Bill: d comes to mind. After White extends to c he is eminently attackable. e is one possibility to knock White's socks off.

Iago: wow. very nice move. i think i got my answer right here.

[Diagram]
Black plays c or d  

so maybe I overstretched ? lets see black c : it seems to me that after black 1-2 black 3-4, white is better. and the same can be achieved if black plays d : black 3-4 black 1-2

so... well obviously i am missing something. i would appreciate your input

thanks


Iago : addon, just to be complete :

[Diagram]
From the other side  

this is what i meant by playing from the other side. maybe it was best, but i dunno

Bill: Maybe it was. It's hard to say. How about showing us the whole board?


Bill (After Iago's responses): In general, the kind of question you raise is a difficult one. The proverb says, Don't use thickness to make territory. However, you have to make territory sooner or later, and sometimes there is nowhere else to make it.
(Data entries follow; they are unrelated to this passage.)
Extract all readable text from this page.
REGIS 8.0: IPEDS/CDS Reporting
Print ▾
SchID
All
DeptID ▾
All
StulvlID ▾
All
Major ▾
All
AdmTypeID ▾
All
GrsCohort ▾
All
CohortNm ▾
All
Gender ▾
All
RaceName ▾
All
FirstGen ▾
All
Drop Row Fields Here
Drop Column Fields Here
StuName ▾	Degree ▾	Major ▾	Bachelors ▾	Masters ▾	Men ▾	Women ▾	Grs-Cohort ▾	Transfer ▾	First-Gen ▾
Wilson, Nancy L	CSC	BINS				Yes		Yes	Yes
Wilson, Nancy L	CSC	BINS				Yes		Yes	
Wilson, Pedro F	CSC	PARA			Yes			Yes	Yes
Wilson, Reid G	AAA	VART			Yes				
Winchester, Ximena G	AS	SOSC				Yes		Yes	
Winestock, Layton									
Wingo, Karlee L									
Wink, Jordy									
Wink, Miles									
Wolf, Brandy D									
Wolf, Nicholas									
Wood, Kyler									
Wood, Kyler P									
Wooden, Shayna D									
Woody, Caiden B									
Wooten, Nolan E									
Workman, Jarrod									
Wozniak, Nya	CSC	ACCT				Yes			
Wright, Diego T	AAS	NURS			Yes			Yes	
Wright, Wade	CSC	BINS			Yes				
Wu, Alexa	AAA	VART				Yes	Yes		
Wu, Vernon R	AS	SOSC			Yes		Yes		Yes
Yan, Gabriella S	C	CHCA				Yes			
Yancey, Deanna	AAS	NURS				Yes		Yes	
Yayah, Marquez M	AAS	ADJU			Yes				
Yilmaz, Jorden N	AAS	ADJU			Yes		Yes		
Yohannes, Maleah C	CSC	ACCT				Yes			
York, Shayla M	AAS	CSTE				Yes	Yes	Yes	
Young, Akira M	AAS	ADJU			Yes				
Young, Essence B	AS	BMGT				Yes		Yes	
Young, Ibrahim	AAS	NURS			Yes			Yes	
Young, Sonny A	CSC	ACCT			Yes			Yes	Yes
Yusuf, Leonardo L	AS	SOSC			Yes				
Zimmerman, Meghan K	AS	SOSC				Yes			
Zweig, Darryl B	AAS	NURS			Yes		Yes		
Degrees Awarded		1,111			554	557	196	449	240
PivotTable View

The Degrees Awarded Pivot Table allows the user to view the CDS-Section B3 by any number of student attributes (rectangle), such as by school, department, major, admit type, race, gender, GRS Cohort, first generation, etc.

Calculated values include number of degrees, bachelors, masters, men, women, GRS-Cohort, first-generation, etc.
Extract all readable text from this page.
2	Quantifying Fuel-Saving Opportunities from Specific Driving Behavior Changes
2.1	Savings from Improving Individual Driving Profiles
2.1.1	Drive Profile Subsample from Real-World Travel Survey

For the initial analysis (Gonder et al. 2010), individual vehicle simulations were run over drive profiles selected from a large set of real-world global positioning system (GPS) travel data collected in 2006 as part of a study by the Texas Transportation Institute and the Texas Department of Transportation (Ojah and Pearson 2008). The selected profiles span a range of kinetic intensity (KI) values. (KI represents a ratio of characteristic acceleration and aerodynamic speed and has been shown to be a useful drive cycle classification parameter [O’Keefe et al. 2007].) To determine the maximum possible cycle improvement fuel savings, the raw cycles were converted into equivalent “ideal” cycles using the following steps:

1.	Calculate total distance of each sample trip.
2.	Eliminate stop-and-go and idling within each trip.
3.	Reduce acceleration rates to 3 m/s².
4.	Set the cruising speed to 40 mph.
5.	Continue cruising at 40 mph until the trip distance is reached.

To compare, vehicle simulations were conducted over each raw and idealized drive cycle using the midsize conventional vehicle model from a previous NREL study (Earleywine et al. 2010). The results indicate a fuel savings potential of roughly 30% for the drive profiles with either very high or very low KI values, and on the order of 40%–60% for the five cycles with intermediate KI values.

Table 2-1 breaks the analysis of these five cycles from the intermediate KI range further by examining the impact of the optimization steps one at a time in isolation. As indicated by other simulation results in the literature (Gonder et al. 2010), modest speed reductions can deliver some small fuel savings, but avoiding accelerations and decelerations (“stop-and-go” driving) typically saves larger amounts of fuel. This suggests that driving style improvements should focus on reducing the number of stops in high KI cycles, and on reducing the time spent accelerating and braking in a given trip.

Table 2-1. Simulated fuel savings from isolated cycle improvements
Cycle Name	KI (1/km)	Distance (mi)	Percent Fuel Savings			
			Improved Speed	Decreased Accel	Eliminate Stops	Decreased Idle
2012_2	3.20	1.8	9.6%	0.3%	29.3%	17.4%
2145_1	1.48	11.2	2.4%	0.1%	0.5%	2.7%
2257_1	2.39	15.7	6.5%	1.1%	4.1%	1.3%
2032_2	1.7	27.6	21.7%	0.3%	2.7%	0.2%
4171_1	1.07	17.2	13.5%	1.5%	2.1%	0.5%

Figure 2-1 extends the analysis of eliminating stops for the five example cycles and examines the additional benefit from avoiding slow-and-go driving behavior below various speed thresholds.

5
In this case I would often plan to make territory on the bottom side, or to take White's potential territory there away. But it is a given that the bottom side is uninteresting. That makes the question a delicate one.

In such a situation a little overconcentration is all right, faute de mieux. A fight which produces thickness facing thickness is not a bad way to end up with territory.

One plan is to make a large framework, enticing an invasion, which you attack. In the game, White made an immediate invasion in the form of a pincer. It seems that the attack did not go well, but the plan was sound.

Another plan is to make territory in the bottom right corner, leaving White's thickness facing Black's. If you can invade with sente, so much the better. Then a play on the right side may limit the utility of the opponent's thickness, but be less than ideal in relation to one's own.

Aside from the question of the exact point to play, assessing these different plans, none of which is ideal, requires good whole board judgement.